For One Doctor, Volunteering for Reserves Means Being Close to IDF Soldier Sons

'I was raised to contribute to the state' says the father; 'I serve to be with my boys - it's what led me to volunteer.'

Dr. Eran Tal-Or has volunteered for reserve duty with an Israel Air Force rescue unit for the past eight years. In addition to contributing to the country, his service also bears a personal advantage - it brings him closer to his sons.

Last Wednesday, Tal-Or, who manages the operating room at Haifa's Rambam Medical Center, was called up. He reported to an air force base in the south, where his 20-year-old son serves.

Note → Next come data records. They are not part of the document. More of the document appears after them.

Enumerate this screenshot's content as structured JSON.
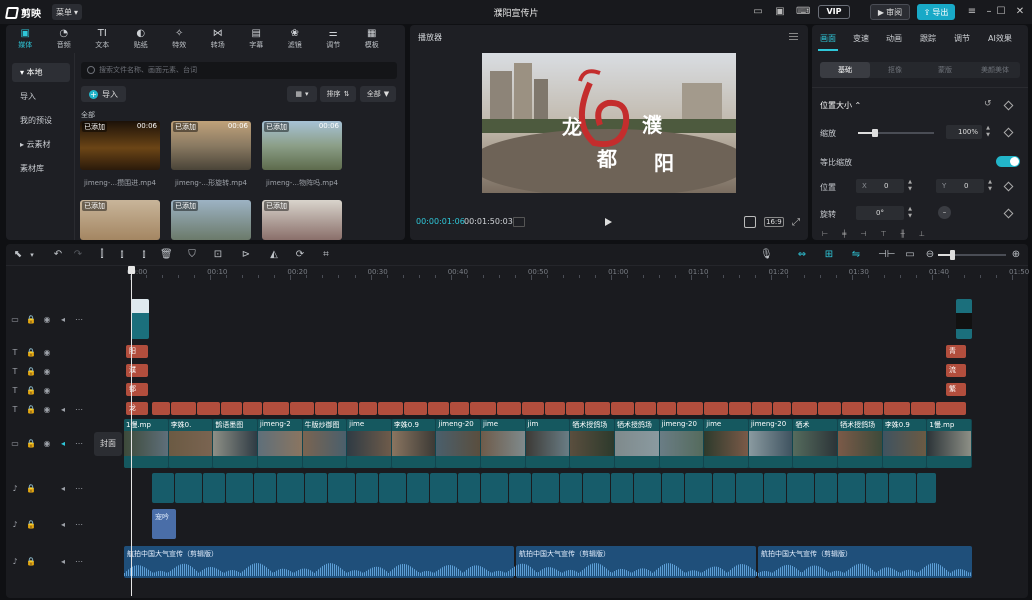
{
  "app": {
    "brand": "剪映",
    "menu_label": "菜单",
    "doc_title": "濮阳宣传片",
    "vip_label": "VIP",
    "review_label": "审阅",
    "export_label": "导出"
  },
  "media": {
    "tabs": [
      {
        "label": "媒体",
        "icon": "media-icon"
      },
      {
        "label": "音频",
        "icon": "audio-icon"
      },
      {
        "label": "文本",
        "icon": "text-icon"
      },
      {
        "label": "贴纸",
        "icon": "sticker-icon"
      },
      {
        "label": "特效",
        "icon": "effects-icon"
      },
      {
        "label": "转场",
        "icon": "transition-icon"
      },
      {
        "label": "字幕",
        "icon": "subtitle-icon"
      },
      {
        "label": "滤镜",
        "icon": "filter-icon"
      },
      {
        "label": "调节",
        "icon": "adjust-icon"
      },
      {
        "label": "模板",
        "icon": "template-icon"
      }
    ],
    "sidebar": [
      {
        "label": "▾ 本地",
        "active": true
      },
      {
        "label": "导入",
        "active": false
      },
      {
        "label": "我的预设",
        "active": false
      },
      {
        "label": "▸ 云素材",
        "active": false
      },
      {
        "label": "素材库",
        "active": false
      }
    ],
    "search_placeholder": "搜索文件名称、画面元素、台词",
    "import_label": "导入",
    "sort_label": "排序",
    "all_filter_label": "全部",
    "section_label": "全部",
    "thumbs": [
      {
        "added": "已添加",
        "dur": "00:06",
        "label": "jimeng-...攒围进.mp4"
      },
      {
        "added": "已添加",
        "dur": "00:06",
        "label": "jimeng-...形旋转.mp4"
      },
      {
        "added": "已添加",
        "dur": "00:06",
        "label": "jimeng-...物阵吗.mp4"
      },
      {
        "added": "已添加",
        "dur": "",
        "label": ""
      },
      {
        "added": "已添加",
        "dur": "",
        "label": ""
      },
      {
        "added": "已添加",
        "dur": "",
        "label": ""
      }
    ]
  },
  "player": {
    "title": "播放器",
    "time_current": "00:00:01:06",
    "time_total": "00:01:50:03",
    "ratio": "16:9",
    "overlay_text": [
      "龙",
      "都",
      "濮",
      "阳"
    ]
  },
  "props": {
    "tabs": [
      "画面",
      "变速",
      "动画",
      "跟踪",
      "调节",
      "AI效果"
    ],
    "sub_tabs": [
      "基础",
      "抠像",
      "蒙版",
      "美颜美体"
    ],
    "section_title": "位置大小",
    "scale_label": "缩放",
    "scale_value": "100%",
    "uniform_scale_label": "等比缩放",
    "position_label": "位置",
    "pos_x_label": "X",
    "pos_x_value": "0",
    "pos_y_label": "Y",
    "pos_y_value": "0",
    "rotate_label": "旋转",
    "rotate_value": "0°"
  },
  "timeline": {
    "ruler": [
      "00:00",
      "00:10",
      "00:20",
      "00:30",
      "00:40",
      "00:50",
      "01:00",
      "01:10",
      "01:20",
      "01:30",
      "01:40",
      "01:50"
    ],
    "cover_label": "封面",
    "text_clips_left": [
      "阳",
      "濮",
      "都",
      "龙"
    ],
    "text_clips_right": [
      "青",
      "流",
      "繁",
      "华"
    ],
    "video_clip_labels": [
      "1慢.mp",
      "李姝0.",
      "鹊语墨图",
      "jimeng-2",
      "牛版炒御图",
      "jime",
      "李姝0.9",
      "jimeng-20",
      "jime",
      "jim",
      "牺术授鸽场",
      "牺术授鸽场",
      "jimeng-20",
      "jime",
      "jimeng-20",
      "牺术",
      "牺术授鸽场",
      "李姝0.9",
      "1慢.mp"
    ],
    "vo_clip_label": "宠吟",
    "music_label": "航拍中国大气宣传（剪辑版）",
    "music_label_2": "航拍中国大气宣传（剪辑版）",
    "music_label_3": "航拍中国大气宣传（剪辑版）"
  },
  "colors": {
    "accent": "#2fc7d9",
    "text_clip": "#b24e3d",
    "video_clip": "#1b6f7c",
    "audio_clip": "#1f4f7a"
  }
}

"He waited for me, he knew I was coming," said Dr. Tal-Or. His son was stationed at the base a year and a half ago, and is currently involved in the fighting in Gaza.

His older son, Yair, served in the air force rescue unit but has finished his service.

"Every year I do reserve duty, and the kids are used to it. With the older son, I would come to the base on weekends, we'd have dinner together. All my friends know I serve to be with my boys - it's what led me to volunteer, and the kids look forward to my reserve duty and enjoy it," he said.

Since reporting last week, he has managed to participate in operational activities, but not with his son.

"The air force doesn't let me do that," he said, adding that he is less concerned for his son's safety while near him on the base, than when he is far away at home.

"I see him every day, I talk to him. He's under my watch," he explained.

The Tal-Or family has a long affiliation with the air force. Dr. Tal-Or's father, Capt. Yair Teller, was killed in military service in 1960, when Tal-Or was only four years old.

When he turned 18, Dr. Tal-Or followed in his father's footsteps and joined the rescue unit.

"At home, I was raised to contribute to the state. My colleagues at the hospital say I'm crazy, but those are the values on which I was raised," he said.